Tayyip Dersim için özür dilemişti sanırım yanlış hatırlamıyorsam. Zor olmasa gerek özür.
Dedelerinin ninelerinin doğduğu tpraklara gelememek filan. Çok büyük acılar var.
çünkü almanya ve fransa "hayır biz yapmadık. soykırım değil tehcir yok tehcir de değil büyük felaket..." gibi kelimeler üzerinden politika yapmıyorlar.
akademik anlamda kabul etme ve bunun dünyada yankılanması aşaması geçilmiş durumda onlar şu an toplumsal anlamda ikinci üçüncü nesillerin integrasyonu üzerine yoğunlaşmış durumdalar. ha bunun uygulanışında yanlışlar vardır eşitsizlikler sürüyordur evet eleştiriye açık. fakat kabul etmeme gibi bir şey söz konusu değil en azından.
hayal meyal aklımda şöyle birşey kalmış. türkiye'den bir yetkili ermeni soykırımını ısıtıp ısıtıp gündeme getiren fransa'ya cezayir'de yaşananları hatırlatmıştı, hemen ardından cezayir'den bir yetkili türkiye bizim ilişkimize karışmamalı diye bir açıklama yapmıştı. olay aşağı yukarı böyleydi tarih de son 10 yıl içinde olması lazım.
yani fransa soykırımı zamanında iyi yapmış, devletin başında da kendi adamlarını bırakmış. bizim beceriksizler hem soykırım yapmamış, hem de yapmış gibi bir izlenim uyandırmış. avrupalı akıllı vesselam.
protector+1
Almanlar Yahudi soykırımını kabul etmişlerdir, tarihlerinde bir utanç simgesi olarak yer almıştır. Bugün Almanya'da Nazilerin simgesi olan herhangi bir simgeyi üzerinde bulundurmak, propagandasını yapmak şaka amaçlı bile olsa suçtur. Fatih Akın'a zamanında giydiği tişört üzerindeki Bush yazısının s'sinde gamalı haç amblemi var diye dava açılması gündeme gelmişti, ne oldu bilmiyorum.
Yani şunu Almanya'da yapmaya kalksalardı büyük ihtimalle çelengin demir uçları bağırsaklarını ufak ufak dürtüyor olurdu Türk ırkçılarının: news.am bunun arkasında duran zihniyet Türkiye'de çok güçlü.

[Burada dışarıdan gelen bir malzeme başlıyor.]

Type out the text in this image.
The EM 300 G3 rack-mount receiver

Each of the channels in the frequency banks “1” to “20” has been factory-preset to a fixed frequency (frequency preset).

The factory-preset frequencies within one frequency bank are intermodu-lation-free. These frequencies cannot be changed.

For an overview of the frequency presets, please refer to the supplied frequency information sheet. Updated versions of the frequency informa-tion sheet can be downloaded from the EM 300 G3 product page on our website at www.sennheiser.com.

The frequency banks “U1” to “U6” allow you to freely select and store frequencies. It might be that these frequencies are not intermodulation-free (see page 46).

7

Ayrıca Cezayir soykırımı sonrasında Türkiye herhangi bir tepki göstermedi, üç maymunu oynadı. Yazarını pek sevmem ama şu yazı yardımcı olacaktır konu hakkında bilgilenmek adına: arsiv.taraf.com.tr
Kimse de gelip "dönemin şartları gereği" demesin. Devlet apaçık "bana dokunmayan yılan bin yaşasın" demiş, sonra kendi pisliği ortaya çıkınca "onlar niye özür dilemiyorlar, dilesinler!!!111"e bağlamış.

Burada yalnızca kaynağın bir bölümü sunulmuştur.